Wir hatten also gegenüberliegende Zimmer. So viel zu: Du wirst nicht viel von ihm sehen.
»Das Bad müssen wir uns wohl teilen.« Er verwies auf eine Tür am Ende des Flurs und gab sich keine Mühe, seinen Unmut zu verbergen. »Komm also bitte nicht auf die Idee, dir morgens stundenlang die Haare zu glätten.«
»Ich hab gar kein«, ich suchte nach dem englischen Begriff, »Glätteisen dabei«, erwiderte ich trotzig und verspürte das dringende Bedürfnis, mein Glätteisen – das ich natürlich dabeihatte – aus meinem Koffer zu ziehen und ihm eins überzubraten.
»Warum solltest du auch. Damit bügelt man!«
Ups. Iron war also die falsche Vokabel gewesen. Ich beschloss, später noch zu googeln, was Glätteisen auf Englisch hieß. Als hätte er genug Worte an mich verschwendet, drehte Ryan sich um, ging in Richtung Treppe und ließ mich sprachlos zurück. Schnaubend sah ich ihm nach, bevor ich die Türklinke nach unten drückte und mit angehaltenem Atem den Raum betrat, in dem ich die nächsten zwölf Monate aufwachen und einschlafen würde. Ein verzücktes Lächeln breitete sich auf meinem Gesicht aus. Mein Zimmer war ein echtes Schmuckstück und entschädigte mich auf einen Schlag für alles, was in den letzten Stunden schiefgelaufen war. Es war fast doppelt so groß wie mein altes Kinderzimmer, das ich in den letzten Monaten bewohnt hatte, und bot mit seiner breiten Fensterfront einen spektakulären Ausblick auf tiefgrüne Wälder und verschneite Berggipfel. Staunend ließ ich meine Augen durch den Raum wandern, vorbei an einem massiven Holzschrank, einer Kommode mit Spiegel, einem gemütlichen Ledersessel und dem wohl schönsten Bett, das ich jemals gesehen hatte. Es war aus dicken, alten Holzstämmen gefertigt und mit einer roten gesteppten Tagesdecke und ein paar Kissen bedeckt, die zu den Vorhängen passten. Ein Fransenteppich mit Webmuster lag direkt davor auf dem dunklen Dielenboden. Mit einem wohligen Seufzen ließ ich mich auf das weiche Bett fallen, inhalierte den Duft frischer Wäsche und schloss einen Moment die Augen. Die Strapazen der letzten Stunden steckten mir in den Knochen, und eine bleierne Müdigkeit erfasste mich. Ich sehnte mich nach einer heißen Dusche und war gleichzeitig zu erschöpft, um meine Beine zu bewegen. Nur ein bisschen ausruhen, flüsterte eine wohltuende Stimme in meinem Kopf. Nur ein kleines Päuschen. Nur ein bisschen …

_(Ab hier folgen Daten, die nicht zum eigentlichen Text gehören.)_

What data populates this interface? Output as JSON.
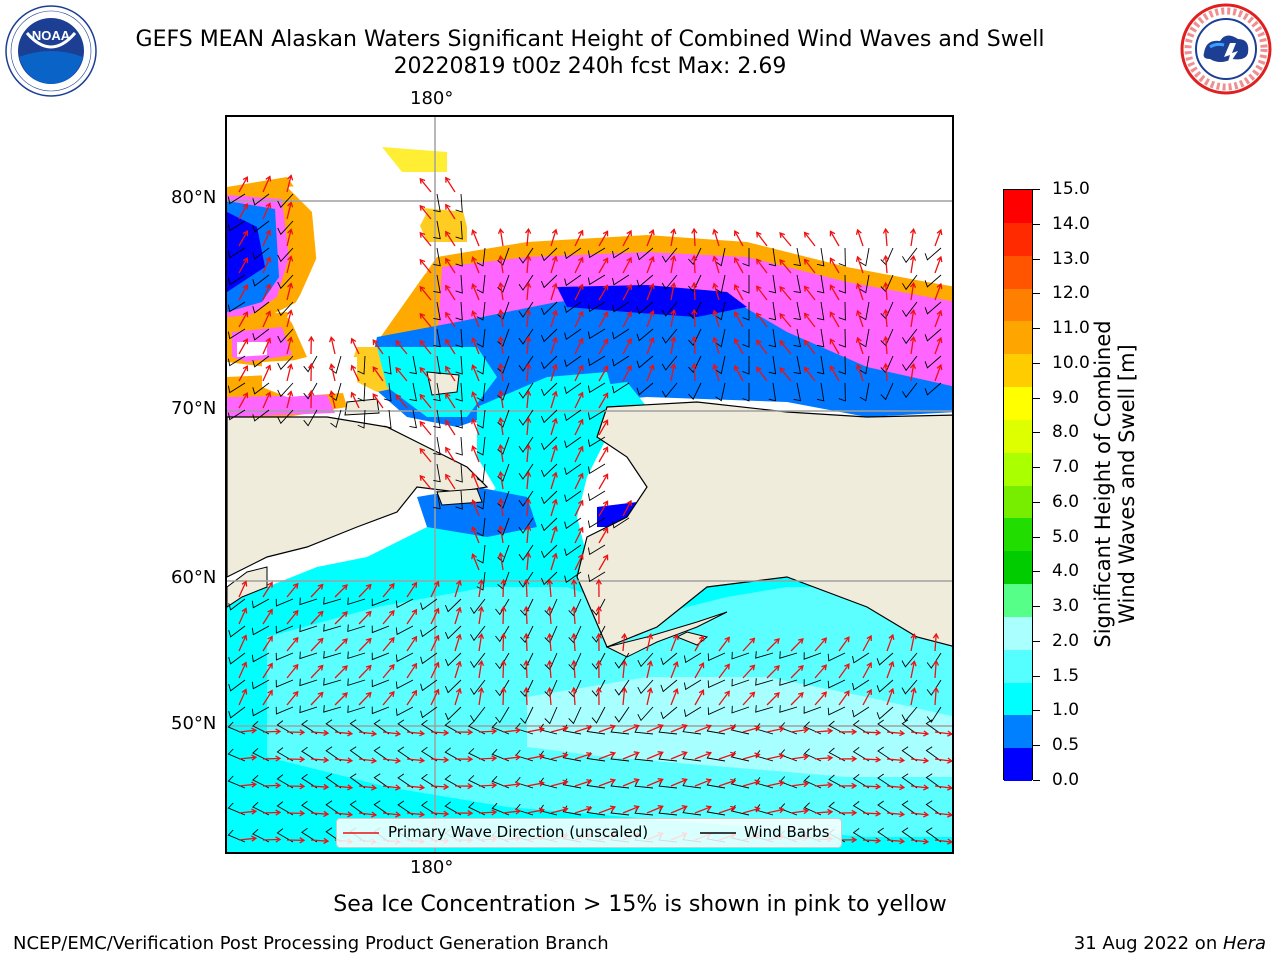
{
  "header": {
    "title_line1": "GEFS MEAN Alaskan Waters Significant Height of Combined Wind Waves and Swell",
    "title_line2": "20220819 t00z 240h fcst   Max: 2.69"
  },
  "logos": {
    "left": {
      "name": "noaa-logo",
      "text": "NOAA",
      "ring_text": "NATIONAL OCEANIC AND ATMOSPHERIC ADMINISTRATION · U.S. DEPARTMENT OF COMMERCE"
    },
    "right": {
      "name": "nws-logo",
      "ring_text": "NATIONAL WEATHER SERVICE"
    }
  },
  "map": {
    "lon_label_top": "180°",
    "lon_label_bottom": "180°",
    "lat_labels": [
      "80°N",
      "70°N",
      "60°N",
      "50°N"
    ],
    "colors": {
      "land": "#efecdc",
      "ocean_low": "#00ffff",
      "ocean_mid": "#5cffff",
      "ocean_bright": "#a8ffff",
      "deep_blue": "#0078ff",
      "ice_pink": "#ff66ff",
      "ice_orange": "#ffaa00",
      "ice_yellow": "#ffff44",
      "arrow": "#ee1111",
      "barb": "#000000",
      "grid": "#a0a0a0"
    }
  },
  "legend": {
    "wave_label": "Primary Wave Direction (unscaled)",
    "barb_label": "Wind Barbs",
    "wave_color": "#ee1111",
    "barb_color": "#000000"
  },
  "colorbar": {
    "label_line1": "Significant Height of Combined",
    "label_line2": "Wind Waves and Swell [m]",
    "ticks": [
      "15.0",
      "14.0",
      "13.0",
      "12.0",
      "11.0",
      "10.0",
      "9.0",
      "8.0",
      "7.0",
      "6.0",
      "5.0",
      "4.0",
      "3.0",
      "2.0",
      "1.5",
      "1.0",
      "0.5",
      "0.0"
    ],
    "colors_top_to_bottom": [
      "#ff0000",
      "#ff2a00",
      "#ff5500",
      "#ff8000",
      "#ffa500",
      "#ffcc00",
      "#ffff00",
      "#ddff00",
      "#aaff00",
      "#77ee00",
      "#22dd00",
      "#00cc00",
      "#55ff88",
      "#aaffff",
      "#55ffff",
      "#00ffff",
      "#0080ff",
      "#0000ff"
    ]
  },
  "footer": {
    "sea_ice_note": "Sea Ice Concentration > 15% is shown in pink to yellow",
    "branch": "NCEP/EMC/Verification Post Processing Product Generation Branch",
    "date": "31 Aug 2022 on ",
    "machine": "Hera"
  }
}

Als ich die Augen wieder öffnete, blinzelte ich verschlafen gegen die Sonne, die mir durchs Fenster entgegenschien. Ich brauchte ein paar Sekunden, bis ich wieder wusste, wo ich war, bis mir wieder einfiel, warum statt der gewohnten Ikea-Lampe ein Deckenventilator über mir hing. Gähnend warf ich einen Blick auf meine Uhr und stellte fest, dass ich fast zwei Stunden geschlafen hatte. Ich richtete mich im Bett auf und streckte mich ausgiebig, als mir plötzlich einfiel, dass ich vor lauter Aufregung vergessen hatte, meinen Eltern zu schreiben. Ich hatte ihnen versprochen, mich nach meiner Ankunft in Green Valley per WhatsApp zu melden – mein Bruder hatte im Auftrag meiner Mutter eine Familiengruppe mit dem kreativen Namen Lena USA gegründet. Da mein iPhone noch immer im Dornröschenschlaf lag, würde ich ihnen wohl eine E-Mail schicken müssen.Dafür brauchte ich das WLAN-Passwort und mein Notebook, das sich noch im Koffer befand. Ich hatte ihn am Eingang abgestellt, und er war definitiv zu schwer, um ihn allein nach oben zu tragen. Wohl oder übel musste ich diesen Ryan um Hilfe bitten.
Die Wohnzimmertür stand weit offen, aber der Fernseher war aus und die Couch leer. Der Pizzakarton lag noch an derselben Stelle, und mein Magen begann wie auf Kommando zu knurren. Ob ich mir wohl ein Stück nehmen konnte? Ich hatte schrecklichen Hunger, und die Pizza sah ohnehin alt aus. Unschlüssig blickte ich mich um und lauschte. Bis auf das Brummen des Kühlschranks war es still im Haus. Ryan musste gegangen sein, was mir nur recht war. Auf eine weitere Begegnung mit diesem launischen Blödmann konnte ich nun wirklich verzichten. Wahrscheinlich würde er sowieso nicht merken, dass ich mich an seiner vergammelten Pizza bedient hatte. Ein vertrocknetes Stück Salamipizza in der Hand, durchquerte ich das Wohnzimmer und öffnete neugierig die Terrassentür, die auf eine weiß gestrichene Veranda führte. Die Sonne strahlte mir entgegen, als ich ins Freie trat, und die Luft war klar und frisch und roch nach Gras und Tannennadeln. Ob das die berühmte Bergluft war, von der alle immer schwärmten? Meine Augen wanderten in die Ferne. Mit Sicherheit war es die berühmte Einöde, denn weit und breit konnte ich kein weiteres Haus entdecken. Nur Bäume, Berge und einen kleinen Bach, dessen schwaches Plätschern an mein Ohr drang.
Ein mulmiges Gefühl überkam mich. Ich war es gewohnt, die Tram zu sehen, wenn ich aus dem Fenster blickte, Straßencafés, Imbissbuden, Spätis, Fahrräder und Menschen aus allen möglichen Ländern dieser Welt. Tumult, Gedränge, Lichter. Das Leben. Nachdenklich löste ich ein Stück Salami aus der Käsedecke.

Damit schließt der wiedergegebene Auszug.